A neo-Babylonian copy of a text recording the endowment by Kurigalzu, son of Kadašman-Ḫarbe, of a temple of Ištar with an estate situated on the Euphrates near Nippur, is known as the autobiography of Kurigalzu and comes in the form of a small hexagonal prism of light-yellow baked clay and a fragmentary cylinder. In it, he takes credit for being the

…finisher of the wall, kišuru, and the one who completed the Ekur, provider for Ur and Uruk, the one that assures the integrity of the rites of Eridu, the constructor of the temple of An and Inanna, the one who ensures the integrity of the Sattukku (food allowance) offerings of the great gods.
— Autobiography of Kurigalzu, Prism BM 108982 and Cylinder NBC 2503

He “caused Anu the father of the great gods to dwell in his exalted sanctuary”, which is suggested to be referring to the restoration of the Anu cult. The text lacks the linguistic features and script characteristics which would bring one to suppose it is a genuine copy of an ancient inscription and was probably created in late Babylonian times to enhance the prestige of the Ištar cult. The extent to which it preserves tradition from the actual events of the reign of Kurigalzu cannot as yet be determined.

==Other sources==
Kurigalzu is mentioned in a hieroglyphic inscription on a carnelian cylinder seal that was found in a tomb at Metsamor in the Ararat valley of Armenia, providing evidence for the extent of Kassite influence during his reign. Metsamor was an important Hurrian center for metal forging.
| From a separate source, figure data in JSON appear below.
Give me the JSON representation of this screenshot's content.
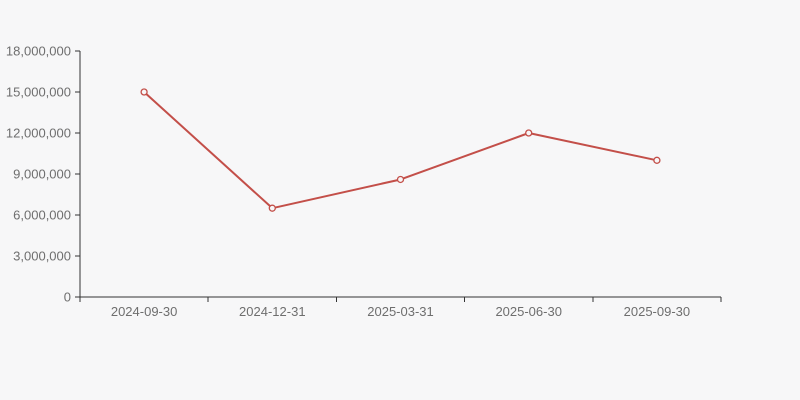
{
  "page": {
    "background_color": "#f7f7f8"
  },
  "chart_data": {
    "type": "line",
    "title": "",
    "xlabel": "",
    "ylabel": "",
    "categories": [
      "2024-09-30",
      "2024-12-31",
      "2025-03-31",
      "2025-06-30",
      "2025-09-30"
    ],
    "series": [
      {
        "name": "series-1",
        "values": [
          15000000,
          6500000,
          8600000,
          12000000,
          10000000
        ],
        "color": "#c34f49",
        "marker": "open-circle",
        "marker_fill": "#f7f7f8"
      }
    ],
    "ylim": [
      0,
      18000000
    ],
    "y_ticks": [
      0,
      3000000,
      6000000,
      9000000,
      12000000,
      15000000,
      18000000
    ],
    "y_tick_labels": [
      "0",
      "3,000,000",
      "6,000,000",
      "9,000,000",
      "12,000,000",
      "15,000,000",
      "18,000,000"
    ],
    "x_axis_boundary_ticks": true,
    "grid": false,
    "legend": false,
    "axis_color": "#333333",
    "label_color": "#6e6e6e"
  }
}
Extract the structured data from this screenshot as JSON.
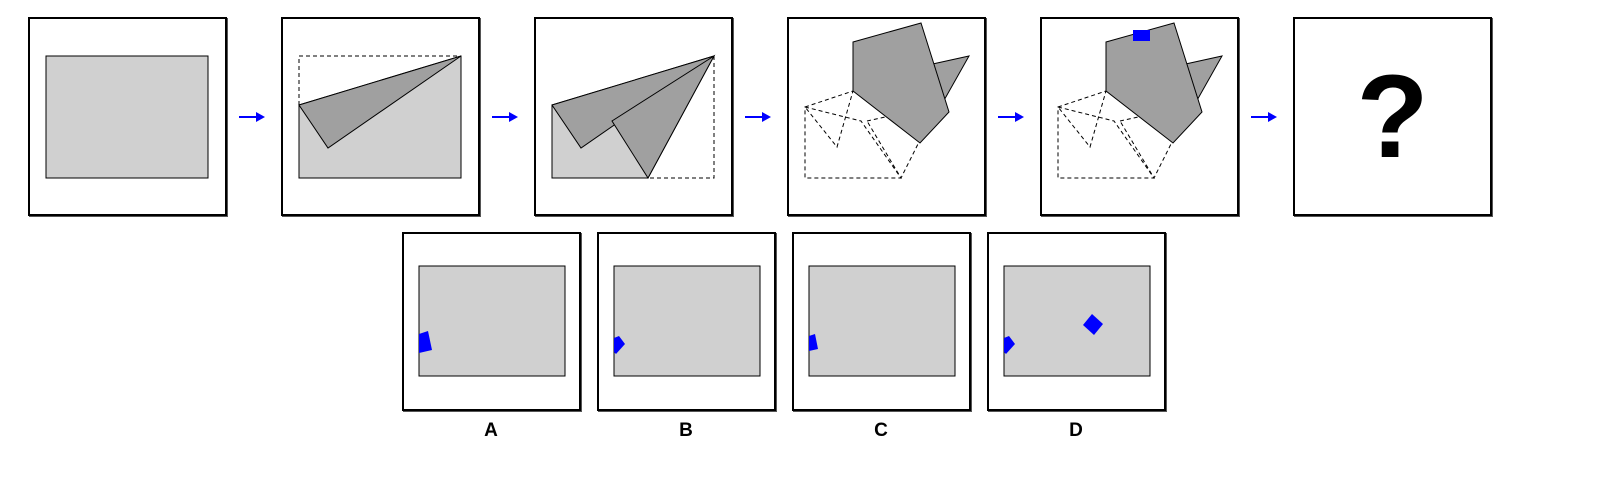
{
  "colors": {
    "paper": "#d0d0d0",
    "folded": "#a0a0a0",
    "punch": "#0000ff",
    "arrow": "#0000ff",
    "outline": "#000000"
  },
  "sequence": {
    "step_count": 5,
    "question": "?"
  },
  "options": [
    {
      "label": "A"
    },
    {
      "label": "B"
    },
    {
      "label": "C"
    },
    {
      "label": "D"
    }
  ]
}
A seal is inscribed nur-[^{d}]-x, son of Kurigalzu, and claims the title NU.ÈŠ [^{d}]en.líl, nišakku-priest, which is shared with others, including three governors of Nippur and other princes. He rewarded an individual with this title in a dedicatory cone known as the Enlil-bānī land grant kudurru. The precise meaning of this title and the identity of the Kurigalzu, I or II, are uncertain.